Par Dominic Lapointe, Jacinthe Ouellet et Katia Nelson

Après deux ans de pandémie, nous constatons une usure mentale chez une grande partie de notre clientèle. Les spécialistes parlent de fatigue pandémique ou de surmenage adaptatif. 

Dans le contexte actuel où l’incertitude demeure omniprésente, il peut s’avérer épuisant de vivre des émotions souvent changeantes, voire ambivalentes. Même les personnes naturellement agiles et adorant le changement sont affectées. L’adaptation aux mesures sanitaires, la distanciation sociale, l’acclimatement aux différents besoins de nos proches et aux frictions engendrées par le contexte, sans oublier la nouvelle réalité du travail (enjeux opérationnels) et du télétravail; tout a contribué à favoriser cette usure mentale. Le travail et l’école ont envahi la sphère privée, engendrant des enjeux de frontières et de limites. Bien que certaines personnes se soient bien adaptées au nouveau contexte du travail, plusieurs ne semblent pas encore avoir trouvé l’équilibre pour récupérer ou y faire face. La plupart de nos clients et clientes ont adopté un rythme et une cadence très élevés, leur donnant une impression d’hyperproductivité. Toutefois, on ne se donne plus le droit à des moments de répit, comme le permettaient à l’époque les déplacements physiques et géographiques entre les lieux de travail ou de rencontre et les échanges impromptus entre collègues autour de la machine à café. Ainsi, leur corps demeure crispé en permanence et le lobe frontal de leur cerveau demeure en alerte de manière continue. Notre clientèle nous confie qu’elle se sent facilement coupable, n’osant pas s’accorder des permissions comme le droit à la déconnexion.

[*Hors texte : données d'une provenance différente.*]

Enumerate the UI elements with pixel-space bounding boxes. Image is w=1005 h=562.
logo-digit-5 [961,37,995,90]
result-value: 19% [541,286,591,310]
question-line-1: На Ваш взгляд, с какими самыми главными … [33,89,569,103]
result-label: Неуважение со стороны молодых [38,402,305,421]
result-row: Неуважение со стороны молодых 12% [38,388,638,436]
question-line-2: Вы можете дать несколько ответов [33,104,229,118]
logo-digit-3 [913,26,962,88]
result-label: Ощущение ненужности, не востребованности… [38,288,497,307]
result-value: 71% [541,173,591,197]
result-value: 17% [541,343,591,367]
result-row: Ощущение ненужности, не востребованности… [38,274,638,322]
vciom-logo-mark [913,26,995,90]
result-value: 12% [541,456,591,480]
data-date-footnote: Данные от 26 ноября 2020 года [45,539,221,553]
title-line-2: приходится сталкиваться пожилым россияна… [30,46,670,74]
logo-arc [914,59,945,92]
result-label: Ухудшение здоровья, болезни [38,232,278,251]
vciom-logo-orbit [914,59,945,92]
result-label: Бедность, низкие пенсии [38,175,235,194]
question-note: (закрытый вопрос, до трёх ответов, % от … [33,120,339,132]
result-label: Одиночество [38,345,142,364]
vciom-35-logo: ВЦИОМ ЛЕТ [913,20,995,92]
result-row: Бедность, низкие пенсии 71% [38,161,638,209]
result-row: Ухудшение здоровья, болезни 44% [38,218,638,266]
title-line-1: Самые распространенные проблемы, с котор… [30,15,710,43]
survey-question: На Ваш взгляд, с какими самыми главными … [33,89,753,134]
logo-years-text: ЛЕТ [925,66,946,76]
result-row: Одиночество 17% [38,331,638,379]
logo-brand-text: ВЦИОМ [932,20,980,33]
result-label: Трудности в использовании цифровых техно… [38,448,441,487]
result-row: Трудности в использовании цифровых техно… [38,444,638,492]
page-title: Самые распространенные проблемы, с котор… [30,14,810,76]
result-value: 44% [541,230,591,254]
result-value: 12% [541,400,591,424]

À travers son évolution, l’être humain a été outillé pour affronter des stresseurs de haute intensité, mais il a besoin de périodes de répit entre les sprints pour récupérer et garder sa vitalité dans la continuité. Dans le présent contexte, il est facile d’omettre ces moments de récupération et de s’oublier. En neurosciences, il est démontré que de s’offrir tous les jours des micropauses toutes les 90minutes et des «microvacances» de 30minutes en solo en pratiquant des activités dites énergisantes (p. ex.: chanter, s’émerveiller devant les arts, écouter de la musique, rire, faire un casse-tête, jouer, cuisiner pour le plaisir, tricoter, bricoler, dessiner, jardiner, célébrer, danser, etc.) a pour effet de reposer le lobe frontal du cerveau et d’en stimuler les parties latérales, qui sont responsables de la rêverie créative, du développement de la vision et de l’intelligence émotionnelle. Ces périodes de repos favorisent la régénérescence des neurones.

 

La science suggère des stratégies pour se recentrer et favoriser notre récupération face aux stresseurs, tout en bâtissant une plus grande résilience. En voici quelques-unes qui ont fait leurs preuves pour se rapprocher de son essence: être en contact avec la nature, optimiser la qualité et la quantité de sommeil, faire de l’exercice régulièrement, etc. 

Être en contact avec la nature

Nos ancêtres, qui ont évolué dans un contexte où leur survie dépendait de leurs connaissances de la nature, ont développé une faculté innée à entrer en contact avec celle-ci. Une recension d’études sur le sujet montre que la proximité avec la nature produit une augmentation du bien-être, du bonheur, des émotions positives, du sentiment de sens dans la vie et une diminution de la détresse psychologique (1). Cela aurait également un effet calmant et accroîtrait notre efficacité dans les tâches cognitives (2). 

Comment bénéficier des bienfaits de la nature?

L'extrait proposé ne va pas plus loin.